The failing National Review remains as clueless as ever on Donald Trump
Some people just never learn. And others are gluttons for punishment.
National Review checks both boxes. And yes, National Review is still a thing. Contrary to what many folks would guess, the publication still hasn’t officially gone under. It is still around and alleging to speak for American conservatives.
My total guess is they found some gullible donors willing to keep them afloat.
In any case, National Review is more self-righteous and smug than ever—which is extra annoying when exhibited by people with nothing to back it up.
The editors and at least some of their writers seem to believe they are finally going to stop Donald Trump this time. Their confidence level seems remarkably high for people who failed so miserably when Trump ran so successfully the first time in 2016.
Early in the process that year National Review published a January 22, 2016, cover story entitled “Conservatives against Trump” which was a compilation of individual missives from 22 self-appointed conservative leaders. Each penned their little essay on why Donald Trump was a terrible choice for conservatives.
At the time I thought the whole thing was ridiculous.

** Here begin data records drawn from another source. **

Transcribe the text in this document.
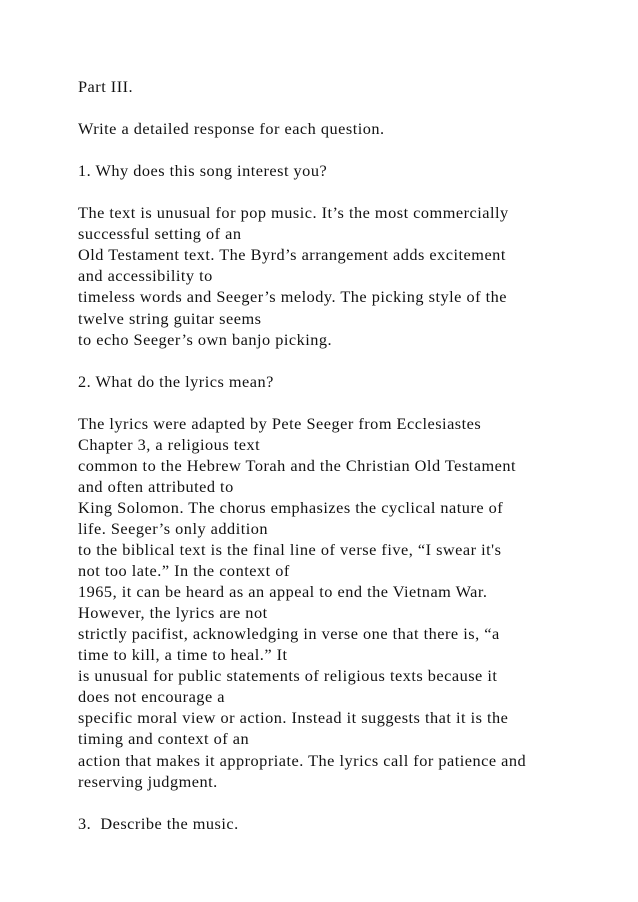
Part III.
Write a detailed response for each question.
1. Why does this song interest you?
The text is unusual for pop music. It’s the most commercially
successful setting of an
Old Testament text. The Byrd’s arrangement adds excitement
and accessibility to
timeless words and Seeger’s melody. The picking style of the
twelve string guitar seems
to echo Seeger’s own banjo picking.
2. What do the lyrics mean?
The lyrics were adapted by Pete Seeger from Ecclesiastes
Chapter 3, a religious text
common to the Hebrew Torah and the Christian Old Testament
and often attributed to
King Solomon. The chorus emphasizes the cyclical nature of
life. Seeger’s only addition
to the biblical text is the final line of verse five, “I swear it's
not too late.” In the context of
1965, it can be heard as an appeal to end the Vietnam War.
However, the lyrics are not
strictly pacifist, acknowledging in verse one that there is, “a
time to kill, a time to heal.” It
is unusual for public statements of religious texts because it
does not encourage a
specific moral view or action. Instead it suggests that it is the
timing and context of an
action that makes it appropriate. The lyrics call for patience and
reserving judgment.
3.  Describe the music.
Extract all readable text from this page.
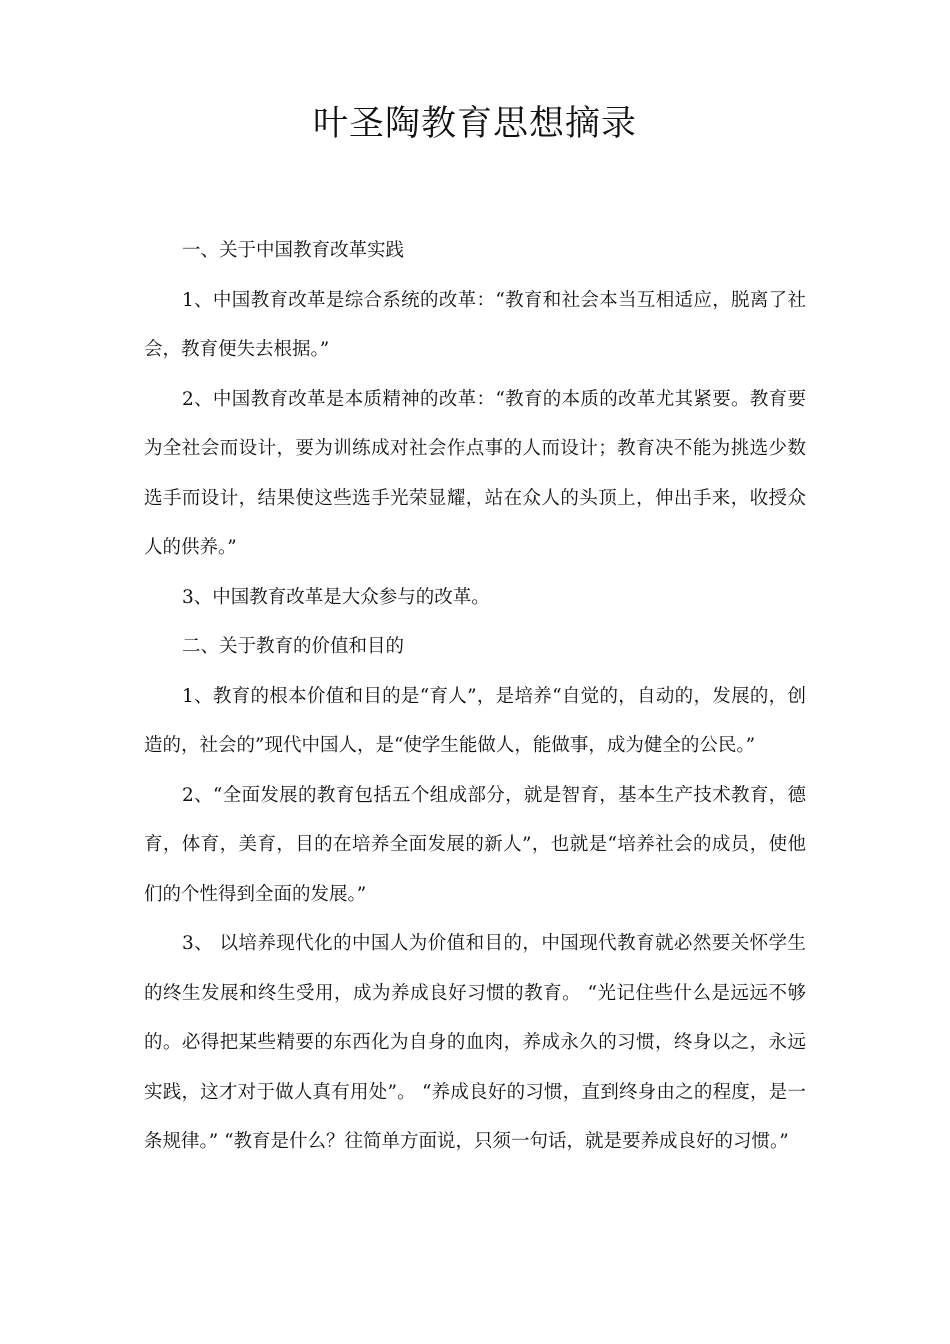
叶圣陶教育思想摘录

一、关于中国教育改革实践

1、中国教育改革是综合系统的改革：“教育和社会本当互相适应，脱离了社会，教育便失去根据。”

2、中国教育改革是本质精神的改革：“教育的本质的改革尤其紧要。教育要为全社会而设计，要为训练成对社会作点事的人而设计；教育决不能为挑选少数选手而设计，结果使这些选手光荣显耀，站在众人的头顶上，伸出手来，收授众人的供养。”

3、中国教育改革是大众参与的改革。

二、关于教育的价值和目的

1、教育的根本价值和目的是“育人”，是培养“自觉的，自动的，发展的，创造的，社会的”现代中国人，是“使学生能做人，能做事，成为健全的公民。”

2、“全面发展的教育包括五个组成部分，就是智育，基本生产技术教育，德育，体育，美育，目的在培养全面发展的新人”，也就是“培养社会的成员，使他们的个性得到全面的发展。”

3、 以培养现代化的中国人为价值和目的，中国现代教育就必然要关怀学生的终生发展和终生受用，成为养成良好习惯的教育。 “光记住些什么是远远不够的。必得把某些精要的东西化为自身的血肉，养成永久的习惯，终身以之，永远实践，这才对于做人真有用处”。 “养成良好的习惯，直到终身由之的程度，是一条规律。” “教育是什么？往简单方面说，只须一句话，就是要养成良好的习惯。”
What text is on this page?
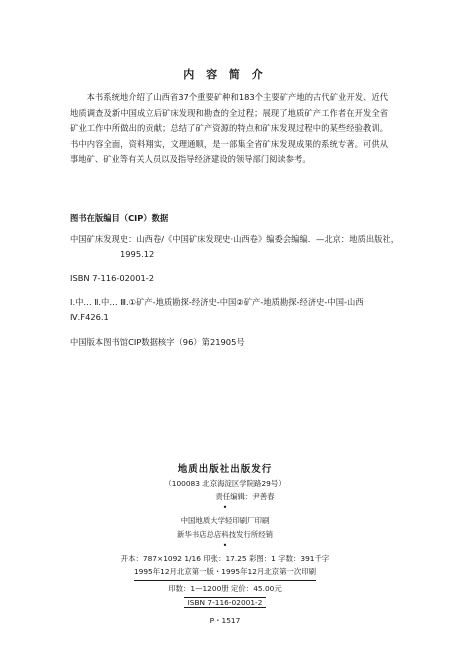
内 容 简 介

本书系统地介绍了山西省37个重要矿种和183个主要矿产地的古代矿业开发、近代地质调查及新中国成立后矿床发现和勘查的全过程；展现了地质矿产工作者在开发全省矿业工作中所做出的贡献；总结了矿产资源的特点和矿床发现过程中的某些经验教训。书中内容全面，资料翔实，文理通顺，是一部集全省矿床发现成果的系统专著。可供从事地矿、矿业等有关人员以及指导经济建设的领导部门阅读参考。

图书在版编目（CIP）数据
中国矿床发现史：山西卷/《中国矿床发现史·山西卷》编委会编编．—北京：地质出版社，
1995.12
ISBN 7-116-02001-2
Ⅰ.中… Ⅱ.中… Ⅲ.①矿产-地质勘探-经济史-中国②矿产-地质勘探-经济史-中国-山西
Ⅳ.F426.1
中国版本图书馆CIP数据核字（96）第21905号
地质出版社出版发行
（100083 北京海淀区学院路29号）
责任编辑：尹善春
•
中国地质大学轻印刷厂印刷
新华书店总店科技发行所经销
•
开本：787×1092 1/16 印张：17.25 彩图：1 字数：391千字
1995年12月北京第一版・1995年12月北京第一次印刷
印数：1—1200册 定价：45.00元
ISBN 7-116-02001-2
P・1517
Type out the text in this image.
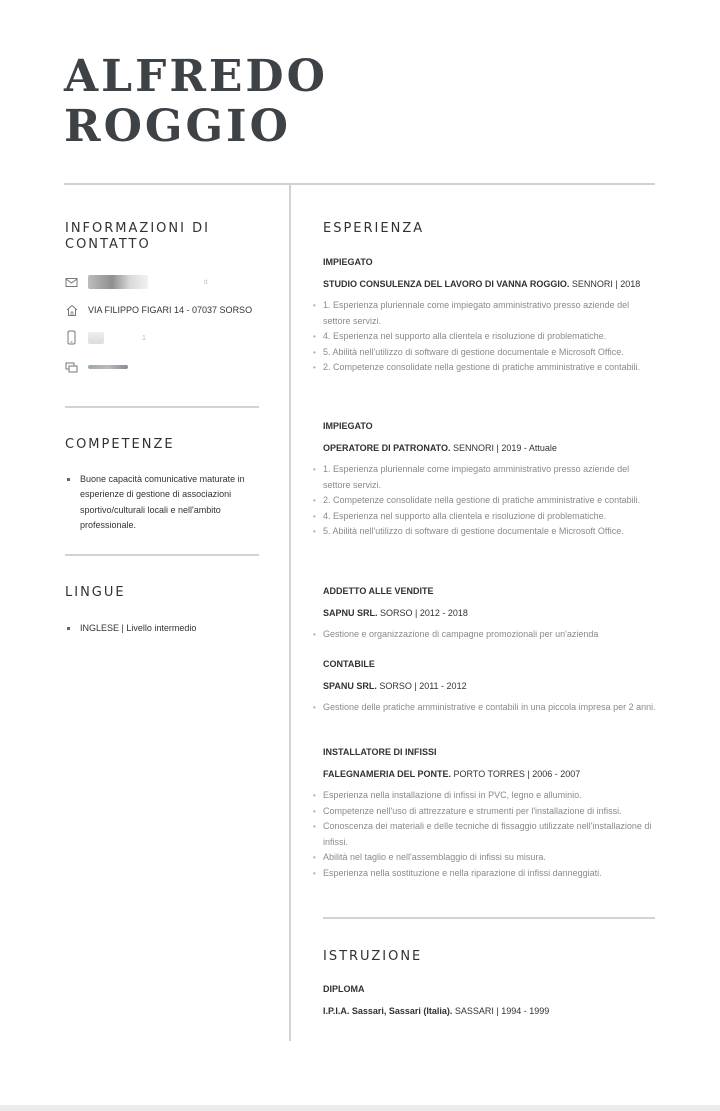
ALFREDO
ROGGIO
INFORMAZIONI DI CONTATTO
it
VIA FILIPPO FIGARI 14 - 07037 SORSO
1
COMPETENZE
Buone capacità comunicative maturate in esperienze di gestione di associazioni sportivo/culturali locali e nell'ambito professionale.
LINGUE
INGLESE | Livello intermedio
ESPERIENZA
IMPIEGATO
STUDIO CONSULENZA DEL LAVORO DI VANNA ROGGIO. SENNORI | 2018
• 1. Esperienza pluriennale come impiegato amministrativo presso aziende del settore servizi.
• 4. Esperienza nel supporto alla clientela e risoluzione di problematiche.
• 5. Abilità nell'utilizzo di software di gestione documentale e Microsoft Office.
• 2. Competenze consolidate nella gestione di pratiche amministrative e contabili.
IMPIEGATO
OPERATORE DI PATRONATO. SENNORI | 2019 - Attuale
• 1. Esperienza pluriennale come impiegato amministrativo presso aziende del settore servizi.
• 2. Competenze consolidate nella gestione di pratiche amministrative e contabili.
• 4. Esperienza nel supporto alla clientela e risoluzione di problematiche.
• 5. Abilità nell'utilizzo di software di gestione documentale e Microsoft Office.
ADDETTO ALLE VENDITE
SAPNU SRL. SORSO | 2012 - 2018
• Gestione e organizzazione di campagne promozionali per un'azienda
CONTABILE
SPANU SRL. SORSO | 2011 - 2012
• Gestione delle pratiche amministrative e contabili in una piccola impresa per 2 anni.
INSTALLATORE DI INFISSI
FALEGNAMERIA DEL PONTE. PORTO TORRES | 2006 - 2007
• Esperienza nella installazione di infissi in PVC, legno e alluminio.
• Competenze nell'uso di attrezzature e strumenti per l'installazione di infissi.
• Conoscenza dei materiali e delle tecniche di fissaggio utilizzate nell'installazione di infissi.
• Abilità nel taglio e nell'assemblaggio di infissi su misura.
• Esperienza nella sostituzione e nella riparazione di infissi danneggiati.
ISTRUZIONE
DIPLOMA
I.P.I.A. Sassari, Sassari (Italia). SASSARI | 1994 - 1999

I stood-up for Donald Trump with my own piece entitled “National Review just handed Donald Trump the Election” in which I mocked the detractors and called them “The Gang of 22.”
You can read my piece HERE—or better yet go HERE to watch Donald Trump reading my piece at three of his campaign rallies in January 2016, two in Iowa and one in New Hampshire.
Whatever doubts anyone might have had about Donald Trump’s conservative bona fides should have been laid to rest after four years as president where the man proved himself a more successful champion of conservative principles than even Ronald Reagan.
The good news is most Republicans do get it now, and it is highly unlikely National Review could even rustle-up enough recognizable names for another Gang of 22—or if they did the names would be toxic for any Trump challenger hoping to win the nomination of today’s GOP.
Donald Trump changed the Republican Party significantly for the better. Under Trump’s leadership the GOP became a get-things-done party, instead of what it used to be, a sit-around-and-just-talk-about-stuff party.
National Review may long for the days of sitting-around-and-just-talking-about-stuff, but most Republican voters have moved on from the party’s failed past, thanks to Donald Trump.